В течение этой неаполитанской недели между мною и г-жою де Лерэн снова возобновились прежние товарищеские отношения. Однако эта лицемерная дружба мне делается невыносимою. Каждый день я даю слово, что это будет последний и что я не буду больше принимать двусмысленного положения, в котором мы находимся. И каждый день тем не менее я откладываю на завтра признание, которое жжет мне губы, сцену которого я сотни раз воображал себе, слова которого я сотни раз повторял про себя, но не осмеливаюсь произнести, потому что я трус, потому что одно ее слово может уничтожить мои мечты. Между тем Неаполь, чувственный и пламенный, должен был бы придать мне храбрости, этот Неаполь, где каждый вечер вокруг яхты раздаются песни любви под качание лодок, полных голосами и музыкой.

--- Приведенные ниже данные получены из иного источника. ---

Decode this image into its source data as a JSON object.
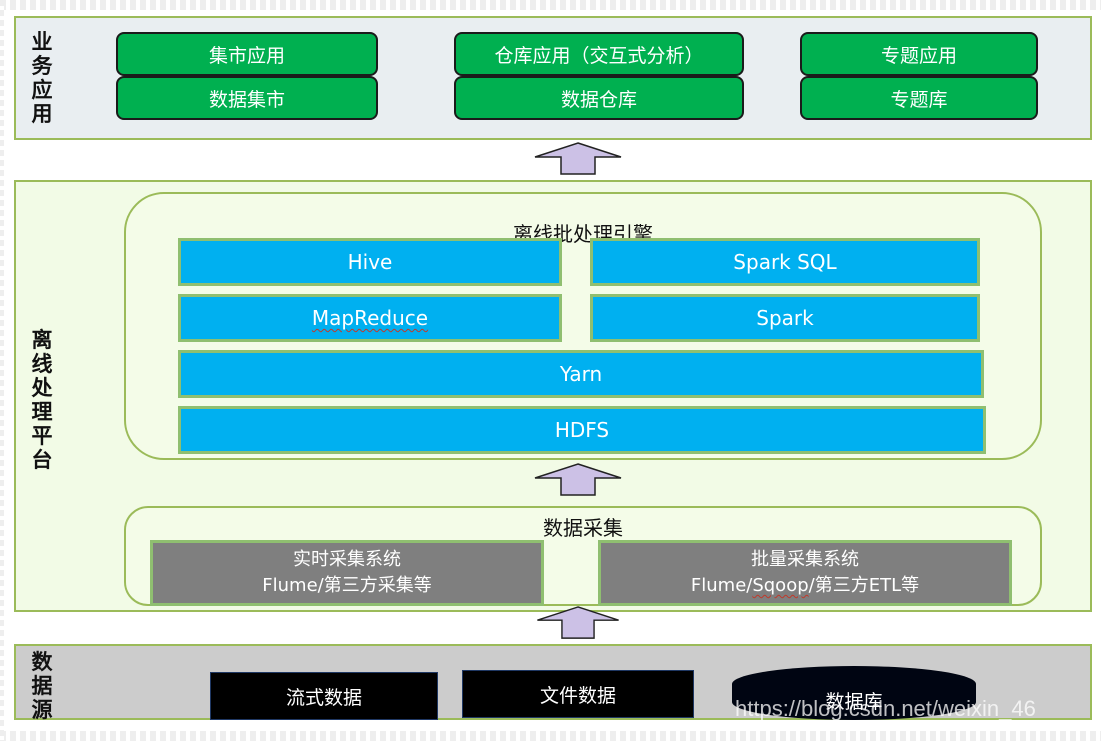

Как-то вечером, после обеда, мы сидели под тентом, г-жа де Лерэн, Антуан и я. Г-жа Брюван, Сюбаньи и Жернон устали от поездки на мыс Мизэн и ушли спать. Антуан закурил сигару. Он курил в первый раз со времени своей болезни, и подвиг этот привел его в хорошее настроение. Вдруг, выпустив клуб дыма, Антуан говорит мне:
— Ты совершенно прав, наш помощник капитана, Бертэн, очень милый малый. Я сегодня днем разговорился с ним. Но какой чудак! Я хотел, чтобы он мне рассказал о своих неаполитанских похождениях. Моряки должны здорово любить женщин! Но вот этот, кажется, не из повес. Однако он почти каждый, вечер ездит на берег. Я думал, что все-таки он пользуется кое-какими развлечениями. Ничего подобного. Этот молодец Бертэн ограничивается тем, что сентиментально прогуливается по Кьяйе. И когда я стал подсмеиваться над его воздержанностью, мой славный малый покраснел до ушей и, в конце концов, признался мне, что влюблен в кузину, что он ее жених и с тех пор не обращает внимания на женщин. Ты понимаешь это, Жюльен? Любить одну женщину и развлекаться с другою — ведь это же не имеет большой важности! Нужно же быть простофилей, чтобы создавать себе такие ненужные сложности!
Раньше чем я успел что-нибудь ответить Антуану, раздался голос г-жи де Лерэн:
— Ну так позвольте вам заметить, дорогой г-н Гюртэн, что вы ошибаетесь. Сложности, о которых вы говорите, вовсе не так не нужны, и г-н Бертэн совсем не так не прав, относясь с уважением к своей любви. Это доказывает, что тонких мужчин гораздо больше, чем вы думаете. Я, например, знаю людей, вполне способных отказаться от прихоти, удовлетворить которую предоставляется случай, потому что они к кому-нибудь другому имеют чувство, в котором заинтересовано их сердце. Вы находите это комичным и смешным, а я нет! Я нахожу это очень, очень милым, и, если бы ради меня так поступили, я была бы крайне тронута этим.